Home Primal: Publishing at its Most Basic

Primal: Publishing at its Most Basic

Tomorrow at the 2010 Semantic Technology Conference, Primal will launch a new publishing platform. It’s grandly described as a “semantic synthesis platform,” but simply put it’s a publishing platform that automates the production of content. What’s more, the resulting web pages include no original content. It’s all aggregated from other sources.

So in many ways this is reducing Web publishing to its most basic form, devoid of new content. Is this “automated content manufacturing,” as founder Paul Sweeney described it to me today, useful to people?

The stated goal of Primal is to deliver a “personalized content experience that is based directly on [a user’s] individual thoughts and ideas.” Primal Pages, the first application of this platform, is a webpage builder that enables a user to create a web presence based on their topics of interest. The content sources include Wikipedia, Yahoo! and Flickr.

The use cases of Primal, according to Sweeney, include a teacher building a website of course materials for their students and a small business providing information to support their product.

In my initial tests today, Primal seemed a little raw – although the UI is slick. The brainstorming and ‘find content’ aspects of the product are essentially search features that surface keywords and media from sites like Wikipedia and Flickr.

What’s most interesting about Primal is the publishing aspect, the webpage builder. This is well designed and easy to use. Within a matter of minutes I was able to ‘author’ a webpage about my favorite band, The Velvet Underground.

However, as noted above, it had no original content on it – which means it doesn’t add much value to the Web as a whole.

Primal appears to be competing with other lightweight publishing services, such as Tumblr and Posterous. More so, the so-called Geocities 2.0 startups like Weebly and Yola. The difference is that Primal is much more automated than any of those services, which takes a lot of creativity out of publishing.

I asked Sweeney how he thought Primal compared to Demand Media, the content farm that is pumping thousands of pieces of content onto the Web each day. He acknowledged that Primal will also pump a lot of (unoriginal) new pages onto the Web, but he said that Primal content is architected by the end user and not the company.

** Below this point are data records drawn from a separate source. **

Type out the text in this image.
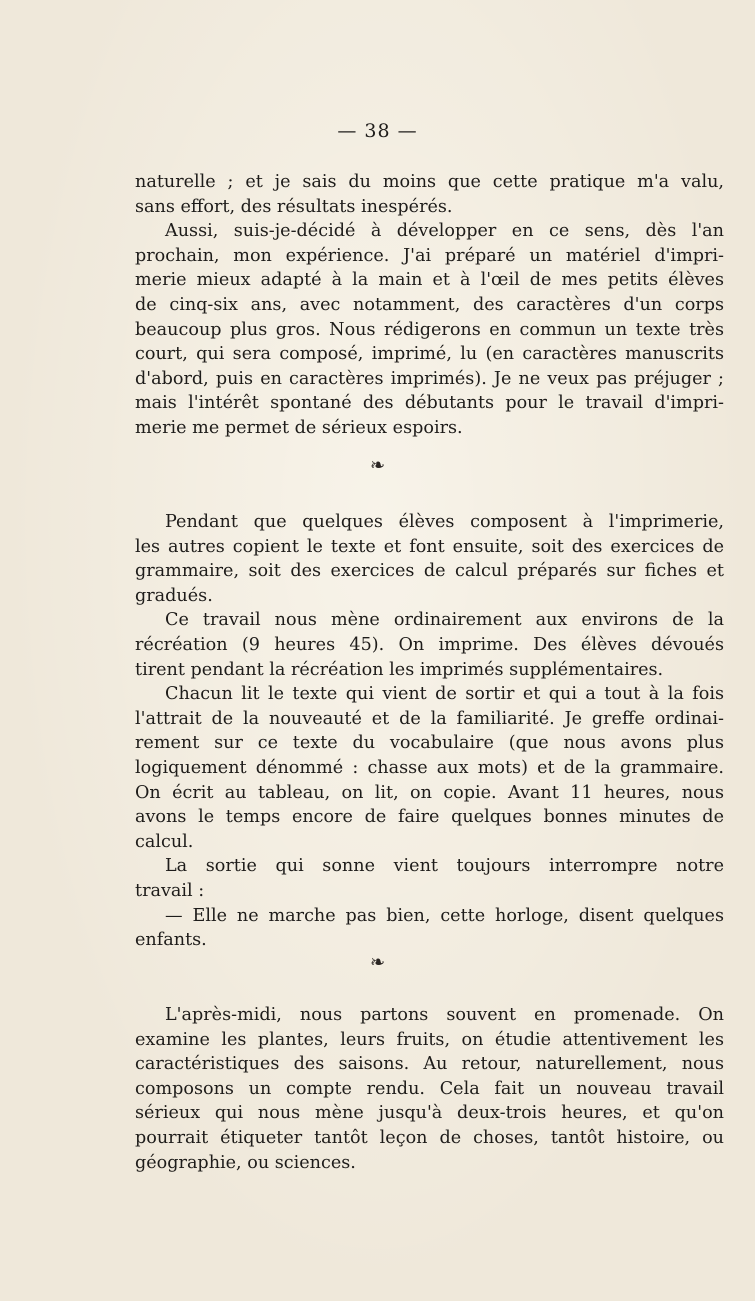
— 38 —
naturelle ; et je sais du moins que cette pratique m'a valu,
sans effort, des résultats inespérés.
Aussi, suis-je-décidé à développer en ce sens, dès l'an
prochain, mon expérience. J'ai préparé un matériel d'impri-
merie mieux adapté à la main et à l'œil de mes petits élèves
de cinq-six ans, avec notamment, des caractères d'un corps
beaucoup plus gros. Nous rédigerons en commun un texte très
court, qui sera composé, imprimé, lu (en caractères manuscrits
d'abord, puis en caractères imprimés). Je ne veux pas préjuger ;
mais l'intérêt spontané des débutants pour le travail d'impri-
merie me permet de sérieux espoirs.
❧
Pendant que quelques élèves composent à l'imprimerie,
les autres copient le texte et font ensuite, soit des exercices de
grammaire, soit des exercices de calcul préparés sur fiches et
gradués.
Ce travail nous mène ordinairement aux environs de la
récréation (9 heures 45). On imprime. Des élèves dévoués
tirent pendant la récréation les imprimés supplémentaires.
Chacun lit le texte qui vient de sortir et qui a tout à la fois
l'attrait de la nouveauté et de la familiarité. Je greffe ordinai-
rement sur ce texte du vocabulaire (que nous avons plus
logiquement dénommé : chasse aux mots) et de la grammaire.
On écrit au tableau, on lit, on copie. Avant 11 heures, nous
avons le temps encore de faire quelques bonnes minutes de
calcul.
La sortie qui sonne vient toujours interrompre notre
travail :
— Elle ne marche pas bien, cette horloge, disent quelques
enfants.
❧
L'après-midi, nous partons souvent en promenade. On
examine les plantes, leurs fruits, on étudie attentivement les
caractéristiques des saisons. Au retour, naturellement, nous
composons un compte rendu. Cela fait un nouveau travail
sérieux qui nous mène jusqu'à deux-trois heures, et qu'on
pourrait étiqueter tantôt leçon de choses, tantôt histoire, ou
géographie, ou sciences.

Despite the rather hyperbolic terminology in the company’s press release (an upcoming product called ‘Primal Thought Networking’ apparently “supercharges your thinking by remembering, organizing and connecting your ideas in your own machine-readable thought network”), the product itself is interesting because it takes Web publishing down to its very basic bare bones. Whether this is something that enough consumers need or want – and whether it’s good for the Web – is yet to be determined.